The signature of Fenway Park is without a doubt the “Green Monster” or “Monstah” as the locals say. Constructed during Fenway’s renovation in 1934, it may well be the most recognizable feature of any sports venue in American history.
Well even before the “Monstah”, the left field wall was the signature of the ball park; however, not because of the 25 foot wooden fence, but the 10 foot rising incline before it, which came to be known as “Duffy’s Cliff”.
Fenway Park 1925
Duffy’s Cliff named after this man,
George Edward Lewis.
Born in San Francisco “Duffy” garnered his nickname from his mother’s maiden name. He celebrated his 18th birthday in San Francisco which happened to be the same day the famous earthquake of 1906 hit and virtually destroyed the entire city. Duffy said, “I thought the world was coming to an end.” Actually, his world was about to open up.
He played one year of college baseball at St. Mary’s before being signed by Red Sox owner John I Taylor and the spring of 1910 found him in Hot Springs Arkansas with the Boston Red Sox.
Duffy Lewis, 2nd from the right, second row from the top.
Brash, confident and outspoken, Duffy did not endear himself to the veterans on the squad, particularly Tris Speaker. He refused to adhere to the “rookie rules” regarding less time in the batting cages and he shunned the custom of deferring to the veterans.
Lewis worked tirelessly at mastering the “cliff”. He was always looking for someone to hit him fly balls so he could practice catching them running up the hill. He actually said the most difficult aspect of it all was throwing the ball in from off the cliff.
He never bridged his rift with Speaker, but it never interfered with their play on the field. They contained their fighting to the clubhouse and for decades the Red Sox outfield of Lewis, Speaker and Hooper was referred to as the best outfield in history.
Lewis played with the Red Sox through the 1917 season and in fact in the 1915 World Series he had what Boston Globe sportswriter Tom Murnane said was a series that “had never been equalled.” He hit .444 and drove in five of the Red Sox 13 runs on their way to the World Championship against the Phillies.
He served in the Navy in 1918, missing the baseball season and during that winter was traded to the Yankees. A friendly and generous man, he was known as a big tipper even after the stock market crash of 1929 wiped out his life savings. He coached for the Boston Braves from 1931 -1935 and in that capacity, he witnessed Babe Ruth’s 714th and last home run. He also saw his first at the Polo Grounds in May of 1915.
Duffy, 87 years old, throws out the first pitch of game six of the 1975 World series at Fenway Park.
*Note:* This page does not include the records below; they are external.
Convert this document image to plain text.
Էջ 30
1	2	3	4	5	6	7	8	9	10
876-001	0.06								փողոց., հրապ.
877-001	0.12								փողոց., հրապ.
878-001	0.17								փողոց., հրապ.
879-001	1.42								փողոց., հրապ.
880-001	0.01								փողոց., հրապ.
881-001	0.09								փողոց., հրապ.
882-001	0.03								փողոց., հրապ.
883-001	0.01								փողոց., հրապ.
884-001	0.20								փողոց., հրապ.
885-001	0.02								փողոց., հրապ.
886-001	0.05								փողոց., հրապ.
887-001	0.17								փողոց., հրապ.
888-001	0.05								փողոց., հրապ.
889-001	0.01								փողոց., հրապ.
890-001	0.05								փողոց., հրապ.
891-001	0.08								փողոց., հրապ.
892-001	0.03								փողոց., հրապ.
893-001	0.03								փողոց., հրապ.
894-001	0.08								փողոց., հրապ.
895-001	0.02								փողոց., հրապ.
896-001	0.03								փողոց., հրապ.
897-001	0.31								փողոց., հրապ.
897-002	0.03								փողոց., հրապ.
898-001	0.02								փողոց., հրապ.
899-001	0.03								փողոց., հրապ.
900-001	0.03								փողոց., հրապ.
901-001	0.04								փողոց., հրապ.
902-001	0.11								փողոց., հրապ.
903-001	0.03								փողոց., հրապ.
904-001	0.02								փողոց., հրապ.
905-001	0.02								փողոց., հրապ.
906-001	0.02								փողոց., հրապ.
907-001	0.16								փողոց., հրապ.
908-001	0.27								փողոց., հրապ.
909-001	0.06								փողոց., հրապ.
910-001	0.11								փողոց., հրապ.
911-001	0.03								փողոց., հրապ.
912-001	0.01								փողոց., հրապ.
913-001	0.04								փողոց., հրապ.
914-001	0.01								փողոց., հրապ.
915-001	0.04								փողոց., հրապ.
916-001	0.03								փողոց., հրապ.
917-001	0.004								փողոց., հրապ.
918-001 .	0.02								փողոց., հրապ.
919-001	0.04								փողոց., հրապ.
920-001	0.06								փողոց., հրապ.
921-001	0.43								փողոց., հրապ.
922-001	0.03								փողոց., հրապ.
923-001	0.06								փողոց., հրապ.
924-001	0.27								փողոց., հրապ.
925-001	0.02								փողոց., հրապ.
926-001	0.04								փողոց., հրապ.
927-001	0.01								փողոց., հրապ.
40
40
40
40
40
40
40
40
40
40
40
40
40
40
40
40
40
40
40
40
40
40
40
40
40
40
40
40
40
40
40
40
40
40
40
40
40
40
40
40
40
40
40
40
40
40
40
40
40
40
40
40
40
Duffy Lewis spent the later years of his life in Salem New Hampshire, visiting Fenway often. A frequent visitor to the Rockingham Park horse track, he died in 1979, three years after his wife Eleanor. He left no known living relatives and no money and he was buried in an unmarked grave in Holy Cross cemetary in Londonderry New Hampshire.
That situation was rectified in 2001, through the generosity of many who made private donations to honor the memory of “Duffy” Lewis.
And so it was at this time in Fenway Park history 1912-1917, Duffy’s time.